Dans la dernière lettre qu'il a reçue, au mois d'août, Ottawa lui réclame un permis de travail, même si les ecclésiastiques sont dispensés de cette procédure. Citoyenneté et Immigration Canada rejette par ailleurs sa demande de résidence, car il n'aurait pas fourni les preuves suffisantes de son intention de quitter le pays à la fin de son mandat de 8 ans.

Le prêtre principal de l'équipe pastorale de Sorel-Tracy, Jean Marc Beaudet, rappelle que le père Odon-Charles dispose d'un mandat de l'évêque pour travailler à Sorel-Tracy. Après l'arrestation d'un prêtre dans une affaire de pornographie juvénile, au mois de mars, le diocèse avait été bien content d'obtenir les services du père congolais deux mois plus tard. 

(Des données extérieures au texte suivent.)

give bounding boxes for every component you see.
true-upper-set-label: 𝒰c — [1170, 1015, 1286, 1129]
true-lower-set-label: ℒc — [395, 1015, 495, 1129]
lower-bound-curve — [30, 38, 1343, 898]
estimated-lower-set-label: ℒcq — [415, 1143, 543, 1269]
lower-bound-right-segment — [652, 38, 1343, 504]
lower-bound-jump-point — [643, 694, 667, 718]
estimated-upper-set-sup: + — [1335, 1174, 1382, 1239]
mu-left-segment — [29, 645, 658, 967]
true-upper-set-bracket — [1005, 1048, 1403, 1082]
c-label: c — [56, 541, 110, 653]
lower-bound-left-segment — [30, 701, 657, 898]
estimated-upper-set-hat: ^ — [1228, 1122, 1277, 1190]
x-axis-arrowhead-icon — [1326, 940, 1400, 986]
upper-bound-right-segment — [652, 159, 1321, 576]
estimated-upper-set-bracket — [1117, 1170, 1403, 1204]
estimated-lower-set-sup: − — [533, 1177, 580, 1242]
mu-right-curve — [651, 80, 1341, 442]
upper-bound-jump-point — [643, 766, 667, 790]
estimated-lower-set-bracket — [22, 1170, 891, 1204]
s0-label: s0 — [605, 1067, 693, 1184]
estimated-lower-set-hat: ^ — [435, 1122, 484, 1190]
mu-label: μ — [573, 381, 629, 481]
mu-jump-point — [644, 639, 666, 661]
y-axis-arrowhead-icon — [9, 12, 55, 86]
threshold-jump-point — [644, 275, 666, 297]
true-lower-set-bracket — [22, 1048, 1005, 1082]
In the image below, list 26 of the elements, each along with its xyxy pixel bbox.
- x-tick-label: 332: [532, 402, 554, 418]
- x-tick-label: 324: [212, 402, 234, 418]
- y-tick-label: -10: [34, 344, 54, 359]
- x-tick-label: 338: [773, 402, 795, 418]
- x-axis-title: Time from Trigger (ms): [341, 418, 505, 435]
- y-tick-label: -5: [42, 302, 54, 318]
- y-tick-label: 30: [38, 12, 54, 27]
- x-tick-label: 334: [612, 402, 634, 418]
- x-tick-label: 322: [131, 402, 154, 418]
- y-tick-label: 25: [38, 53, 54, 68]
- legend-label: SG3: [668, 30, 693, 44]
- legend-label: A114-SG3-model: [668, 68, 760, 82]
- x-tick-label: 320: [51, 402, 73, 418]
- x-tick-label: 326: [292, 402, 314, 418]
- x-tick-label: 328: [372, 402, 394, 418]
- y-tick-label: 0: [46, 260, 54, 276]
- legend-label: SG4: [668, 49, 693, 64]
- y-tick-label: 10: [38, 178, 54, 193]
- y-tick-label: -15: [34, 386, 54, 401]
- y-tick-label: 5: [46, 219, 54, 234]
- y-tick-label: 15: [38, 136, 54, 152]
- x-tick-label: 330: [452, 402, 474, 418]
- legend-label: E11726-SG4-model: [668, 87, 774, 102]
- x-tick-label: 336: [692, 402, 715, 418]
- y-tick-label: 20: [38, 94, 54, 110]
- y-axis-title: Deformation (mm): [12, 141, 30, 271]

Compte tenu de la pénurie d'hommes d'Église au Québec, les évêchés font de plus en plus appel à des prêtres étrangers, particulièrement africains. « Je vis là une certaine contradiction notoire », analyse Odon-Charles Miense.

Nous n'avons pas été en mesure d'obtenir des informations sur son dossier personnel auprès de Citoyenneté et Immigration Canada. Si le prêtre congolais doit quitter le pays, le diocèse pense faire appel à un prêtre retraité de 92 ans.